Making Sense of Nutritional Guidance
How Americans get informed about the foods and beverages they purchase proved to be another telling gray area. Three out of four consumers (76%) felt that changes in nutritional guidance made it hard to know what to believe. When asked how they determined whether to believe new information about food and health, Americans indicated they would follow up and do their own research before they believe it (26%), would judge information based on the source and if it is from an organization they trust (24%), and would simply use their own judgment and will not believe it if it seems too good to be true (14%). Nearly six in 10 Americans (57%) believed that online and mobile tools could help them live healthier lifestyles.
On-package information deemed most important to American consumers included the expiration date (76%) and the Nutrition Facts panel (66%). Those two pieces of information have consistently been at the top of the information consumers seek from the food package; however, the expiration date jumped significantly from 2011 (63%) to overtake the Nutrition Facts panel, IFIC said.

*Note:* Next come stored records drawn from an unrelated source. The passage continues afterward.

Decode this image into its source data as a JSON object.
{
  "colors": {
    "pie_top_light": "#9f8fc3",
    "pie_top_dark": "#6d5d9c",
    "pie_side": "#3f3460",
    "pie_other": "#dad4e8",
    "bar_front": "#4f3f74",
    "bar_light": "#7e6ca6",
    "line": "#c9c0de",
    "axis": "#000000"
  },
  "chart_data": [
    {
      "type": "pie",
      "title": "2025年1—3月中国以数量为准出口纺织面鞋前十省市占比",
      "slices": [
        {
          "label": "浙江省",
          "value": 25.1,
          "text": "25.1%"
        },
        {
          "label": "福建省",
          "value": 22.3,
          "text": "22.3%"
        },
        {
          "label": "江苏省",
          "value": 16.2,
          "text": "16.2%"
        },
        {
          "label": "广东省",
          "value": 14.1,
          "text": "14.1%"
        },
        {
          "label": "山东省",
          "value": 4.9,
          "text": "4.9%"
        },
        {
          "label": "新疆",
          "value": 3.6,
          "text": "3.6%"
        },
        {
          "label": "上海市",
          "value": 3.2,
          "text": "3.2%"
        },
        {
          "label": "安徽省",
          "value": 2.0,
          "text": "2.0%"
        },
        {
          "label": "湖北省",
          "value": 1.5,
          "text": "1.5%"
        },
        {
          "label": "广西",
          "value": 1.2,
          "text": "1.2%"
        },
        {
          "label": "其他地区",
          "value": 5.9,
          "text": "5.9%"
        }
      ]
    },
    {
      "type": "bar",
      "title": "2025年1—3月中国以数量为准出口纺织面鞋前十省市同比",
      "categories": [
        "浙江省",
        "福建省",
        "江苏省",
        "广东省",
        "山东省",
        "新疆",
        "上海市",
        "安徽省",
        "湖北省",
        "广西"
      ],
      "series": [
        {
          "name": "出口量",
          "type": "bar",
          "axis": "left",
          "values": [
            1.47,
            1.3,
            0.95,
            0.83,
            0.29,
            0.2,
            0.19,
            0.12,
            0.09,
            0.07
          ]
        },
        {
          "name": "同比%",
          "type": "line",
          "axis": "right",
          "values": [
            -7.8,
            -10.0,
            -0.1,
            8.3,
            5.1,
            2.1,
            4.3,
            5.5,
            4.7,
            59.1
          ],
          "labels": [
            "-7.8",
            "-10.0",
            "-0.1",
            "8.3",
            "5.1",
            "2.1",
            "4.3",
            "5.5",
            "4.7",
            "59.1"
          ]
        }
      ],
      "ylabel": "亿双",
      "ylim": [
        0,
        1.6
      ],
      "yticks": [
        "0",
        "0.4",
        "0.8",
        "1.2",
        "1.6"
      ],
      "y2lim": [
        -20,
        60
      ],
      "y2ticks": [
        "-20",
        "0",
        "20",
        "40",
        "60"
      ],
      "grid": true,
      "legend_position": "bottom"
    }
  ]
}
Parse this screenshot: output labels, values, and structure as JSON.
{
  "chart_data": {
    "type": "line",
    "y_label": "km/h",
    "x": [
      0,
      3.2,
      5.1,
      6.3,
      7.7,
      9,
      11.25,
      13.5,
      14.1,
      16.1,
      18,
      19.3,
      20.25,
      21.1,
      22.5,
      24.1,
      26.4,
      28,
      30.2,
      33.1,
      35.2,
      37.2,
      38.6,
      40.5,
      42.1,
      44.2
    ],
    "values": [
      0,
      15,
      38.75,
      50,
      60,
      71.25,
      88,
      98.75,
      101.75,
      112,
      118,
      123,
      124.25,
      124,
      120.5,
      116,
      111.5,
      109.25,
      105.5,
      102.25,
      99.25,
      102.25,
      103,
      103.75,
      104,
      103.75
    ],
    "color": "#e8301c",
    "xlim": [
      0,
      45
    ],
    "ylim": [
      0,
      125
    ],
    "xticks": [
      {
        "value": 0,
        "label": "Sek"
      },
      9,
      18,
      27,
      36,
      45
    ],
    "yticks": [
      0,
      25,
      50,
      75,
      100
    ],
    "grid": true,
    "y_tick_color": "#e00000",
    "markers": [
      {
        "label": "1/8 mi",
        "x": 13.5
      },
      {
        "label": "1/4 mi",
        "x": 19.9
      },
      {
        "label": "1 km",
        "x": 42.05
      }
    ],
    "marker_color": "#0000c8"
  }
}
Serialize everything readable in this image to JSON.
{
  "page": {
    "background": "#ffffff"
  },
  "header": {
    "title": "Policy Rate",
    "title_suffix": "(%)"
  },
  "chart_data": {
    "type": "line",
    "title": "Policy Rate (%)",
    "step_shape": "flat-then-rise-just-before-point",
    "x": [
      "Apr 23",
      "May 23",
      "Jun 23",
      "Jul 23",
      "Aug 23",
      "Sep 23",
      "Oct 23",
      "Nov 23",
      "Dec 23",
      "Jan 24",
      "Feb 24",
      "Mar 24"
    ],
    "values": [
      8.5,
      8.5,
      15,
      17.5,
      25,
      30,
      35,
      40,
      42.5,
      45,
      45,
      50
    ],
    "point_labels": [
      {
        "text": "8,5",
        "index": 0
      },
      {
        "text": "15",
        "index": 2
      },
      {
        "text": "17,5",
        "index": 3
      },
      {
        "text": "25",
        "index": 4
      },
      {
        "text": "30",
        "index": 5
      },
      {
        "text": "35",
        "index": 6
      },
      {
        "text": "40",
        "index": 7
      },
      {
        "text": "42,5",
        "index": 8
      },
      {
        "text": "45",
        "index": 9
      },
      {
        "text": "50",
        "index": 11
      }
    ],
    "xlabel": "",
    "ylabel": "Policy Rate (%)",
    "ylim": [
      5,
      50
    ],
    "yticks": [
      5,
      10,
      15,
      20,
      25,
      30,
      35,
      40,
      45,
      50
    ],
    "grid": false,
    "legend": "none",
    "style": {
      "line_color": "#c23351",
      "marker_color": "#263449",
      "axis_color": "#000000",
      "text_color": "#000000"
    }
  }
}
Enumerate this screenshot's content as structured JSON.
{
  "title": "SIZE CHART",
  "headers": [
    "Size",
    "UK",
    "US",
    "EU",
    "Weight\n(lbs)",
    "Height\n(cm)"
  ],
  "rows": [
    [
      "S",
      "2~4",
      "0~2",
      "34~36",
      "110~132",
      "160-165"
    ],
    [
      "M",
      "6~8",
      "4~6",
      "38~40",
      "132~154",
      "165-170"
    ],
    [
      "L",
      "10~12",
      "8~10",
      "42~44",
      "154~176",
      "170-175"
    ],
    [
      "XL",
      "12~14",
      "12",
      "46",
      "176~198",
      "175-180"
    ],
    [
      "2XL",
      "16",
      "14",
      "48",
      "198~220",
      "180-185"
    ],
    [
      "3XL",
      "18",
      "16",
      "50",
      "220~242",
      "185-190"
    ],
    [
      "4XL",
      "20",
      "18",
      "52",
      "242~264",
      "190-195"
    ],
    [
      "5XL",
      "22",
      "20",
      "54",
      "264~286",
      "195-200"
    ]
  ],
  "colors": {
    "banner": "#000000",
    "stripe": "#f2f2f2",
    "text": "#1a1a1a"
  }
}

Half of consumers reported looking at the ingredients list, the serving size/amount per container, and calorie or nutrition information icons displayed on the front of the package.
When making decisions about buying packaged food or beverages, at least six in 10 Americans report considering calories (71%), whole grains (67%), fiber (62%), sugars in general (60%), sodium/salt (60%), and/or fats/oils (60%).
One final takeaway was that 54% of Americans said that they would rather just enjoy their food than worry too much about what’s in it.